Including the Malibu, Golden Hare went on a 21-race losing streak, not to be broken until he ran in a starter late in the year as a 7-year-old. The next 21 races were much happier than that losing streak, and formed a streak of their own, as they were all starter races. Golden Hare won 18 of them, and ran second the other three times. This occurred in a period of less than 14 months. He was apparently always a horse that could take a lot of racing, going back to his 3-year-old year.

Golden Hare's record at the end of his career did not represent either of the extremes of consistently winning or consistently losing that he had experienced before: after essentially leaving starter competition, he showed 16 starts, six wins, two seconds, and four thirds, before retiring at age 10. Still very good.

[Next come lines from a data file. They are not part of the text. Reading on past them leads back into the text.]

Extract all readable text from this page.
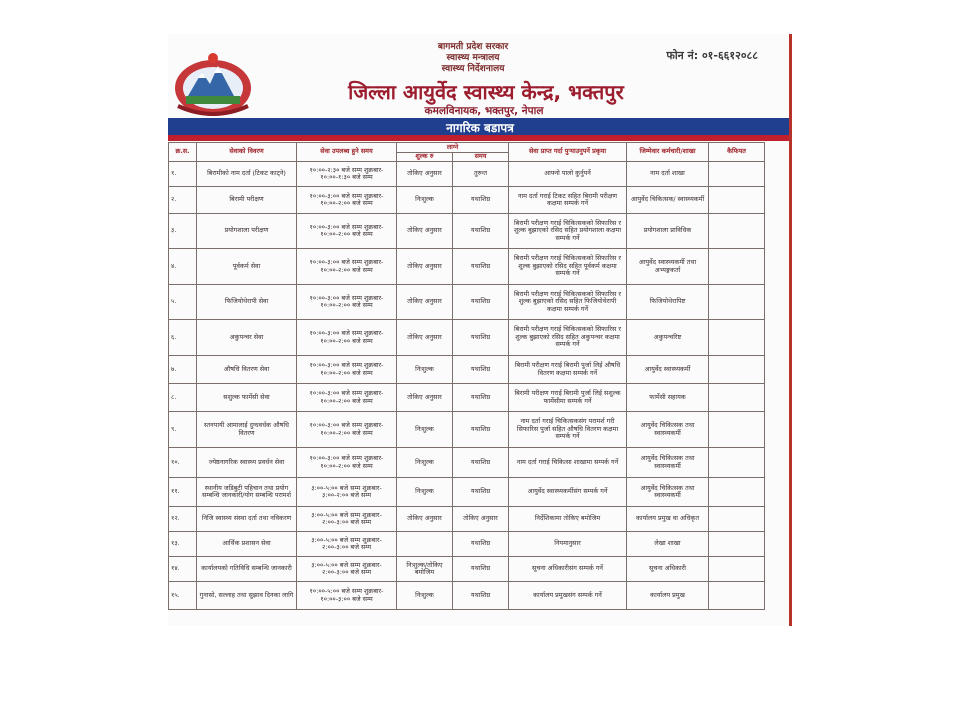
बागमती प्रदेश सरकार
स्वास्थ्य मन्त्रालय
स्वास्थ्य निर्देशनालय
फोन नं: ०१-६६१२०८८
जिल्ला आयुर्वेद स्वास्थ्य केन्द्र, भक्तपुर
कमलविनायक, भक्तपुर, नेपाल
नागरिक बडापत्र
क्र.स.	सेवाको विवरण	सेवा उपलब्ध हुने समय	लाग्ने		सेवा प्राप्त गर्दा पुऱ्याउनुपर्ने प्रकृया	जिम्मेवार कर्मचारी/शाखा	कैफियत
			शुल्क रु	समय			
१.	बिरामीको नाम दर्ता (टिकट काट्ने)	१०:००-२:३० बजे सम्म शुक्रबार- १०:००-१:३० बजे सम्म	तोकिए अनुसार	तुरुन्त	आफ्नो पालो कुर्नुपर्ने	नाम दर्ता शाखा	
२.	बिरामी परीक्षण	१०:००-३:०० बजे सम्म शुक्रबार- १०:००-२:०० बजे सम्म	निःशुल्क	यथाशिघ्र	नाम दर्ता गराई टिकट सहित बिरामी परीक्षण कक्षमा सम्पर्क गर्ने	आयुर्वेद चिकित्सक/ स्वास्थ्यकर्मी	
३.	प्रयोगशाला परीक्षण	१०:००-३:०० बजे सम्म शुक्रबार- १०:००-२:०० बजे सम्म	तोकिए अनुसार	यथाशिघ्र	बिरामी परीक्षण गराई चिकित्सकको सिफारिस र शुल्क बुझाएको रसिद सहित प्रयोगशाला कक्षमा सम्पर्क गर्ने	प्रयोगशाला प्राविधिक	
४.	पूर्वकर्म सेवा	१०:००-३:०० बजे सम्म शुक्रबार- १०:००-२:०० बजे सम्म	तोकिए अनुसार	यथाशिघ्र	बिरामी परीक्षण गराई चिकित्सकको सिफारिस र शुल्क बुझाएको रसिद सहित पूर्वकर्म कक्षमा सम्पर्क गर्ने	आयुर्वेद स्वास्थ्यकर्मी तथा अभ्यङ्गकर्ता	
५.	फिजियोथेरापी सेवा	१०:००-३:०० बजे सम्म शुक्रबार- १०:००-२:०० बजे सम्म	तोकिए अनुसार	यथाशिघ्र	बिरामी परीक्षण गराई चिकित्सकको सिफारिस र शुल्क बुझाएको रसिद सहित फिजियोथेरापी कक्षमा सम्पर्क गर्ने	फिजियोथेरापिष्ट	
६.	अकुपन्चर सेवा	१०:००-३:०० बजे सम्म शुक्रबार- १०:००-२:०० बजे सम्म	तोकिए अनुसार	यथाशिघ्र	बिरामी परीक्षण गराई चिकित्सकको सिफारिस र शुल्क बुझाएको रसिद सहित अकुपन्चर कक्षमा सम्पर्क गर्ने	अकुपन्चरिष्ट	
७.	औषधि वितरण सेवा	१०:००-३:०० बजे सम्म शुक्रबार- १०:००-२:०० बजे सम्म	निःशुल्क	यथाशिघ्र	बिरामी परीक्षण गराई बिरामी पुर्जा लिई औषधि वितरण कक्षमा सम्पर्क गर्ने	आयुर्वेद स्वास्थ्यकर्मी	
८.	सशुल्क फार्मेसी सेवा	१०:००-३:०० बजे सम्म शुक्रबार- १०:००-२:०० बजे सम्म	तोकिए अनुसार	यथाशिघ्र	बिरामी परीक्षण गराई बिरामी पुर्जा लिई सशुल्क फार्मेसीमा सम्पर्क गर्ने	फार्मेसी सहायक	
९.	स्तनपायी आमालाई दुग्धवर्धक औषधि वितरण	१०:००-३:०० बजे सम्म शुक्रबार- १०:००-२:०० बजे सम्म	निःशुल्क	यथाशिघ्र	नाम दर्ता गराई चिकित्सकसंग परामर्श गरी सिफारिस पुर्जा सहित औषधि वितरण कक्षमा सम्पर्क गर्ने	आयुर्वेद चिकित्सक तथा स्वास्थ्यकर्मी	
१०.	ज्येष्ठनागरिक स्वास्थ्य प्रवर्धन सेवा	१०:००-३:०० बजे सम्म शुक्रबार- १०:००-२:०० बजे सम्म	निःशुल्क	यथाशिघ्र	नाम दर्ता गराई चिकित्सा शाखामा सम्पर्क गर्ने	आयुर्वेद चिकित्सक तथा स्वास्थ्यकर्मी	
११.	स्थानीय जडिबुटी पहिचान तथा प्रयोग सम्बन्धि जानकारी/योग सम्बन्धि परामर्श	३:००-५:०० बजे सम्म शुक्रबार- ३:००-२:०० बजे सम्म	निःशुल्क	यथाशिघ्र	आयुर्वेद स्वास्थ्यकर्मीसंग सम्पर्क गर्ने	आयुर्वेद चिकित्सक तथा स्वास्थ्यकर्मी	
१२.	निजि स्वास्थ्य संस्था दर्ता तथा नविकरण	३:००-५:०० बजे सम्म शुक्रबार- २:००-३:०० बजे सम्म	तोकिए अनुसार	तोकिए अनुसार	निर्देशिकामा तोकिए बमोजिम	कार्यालय प्रमुख वा अधिकृत	
१३.	आर्थिक प्रशासन सेवा	३:००-५:०० बजे सम्म शुक्रबार- २:००-३:०० बजे सम्म		यथाशिघ्र	नियमानुसार	लेखा शाखा	
१४.	कार्यालयको गतिविधि सम्बन्धि जानकारी	३:००-५:०० बजे सम्म शुक्रबार- २:००-३:०० बजे सम्म	निःशुल्क/तोकिए बमोजिम	यथाशिघ्र	सूचना अधिकारीसंग सम्पर्क गर्ने	सूचना अधिकारी	
१५.	गुनासो, सल्लाह तथा सुझाव दिनका लागि	१०:००-५:०० बजे सम्म शुक्रबार- १०:००-३:०० बजे सम्म	निःशुल्क	यथाशिघ्र	कार्यालय प्रमुखसंग सम्पर्क गर्ने	कार्यालय प्रमुख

So Golden Hare's record had real shape to it. Four for nine to begin; then the lean times, 21 straight losses; then wins in 20 of 23 starts; then a more calm finish of 5 wins in 15 starts. It was very much like a play: you can see the different acts (the final act just spent time wrapping things up, however, which might be melodramatic and have the audience restless. But I like the aspect of taking a while to get into the story, then having the desolation, then the triumph.)

I also think Golden Hare, and starter races in particular, show that the idea of winning and losing in horses being about anything more than running at the right class level is nonsense. He went from a horse who couldn't find the winner's circle to one who couldn't be kept out.

Pedigreequery has an interesting note on Golden Hare, that he was "maybe 900 pounds."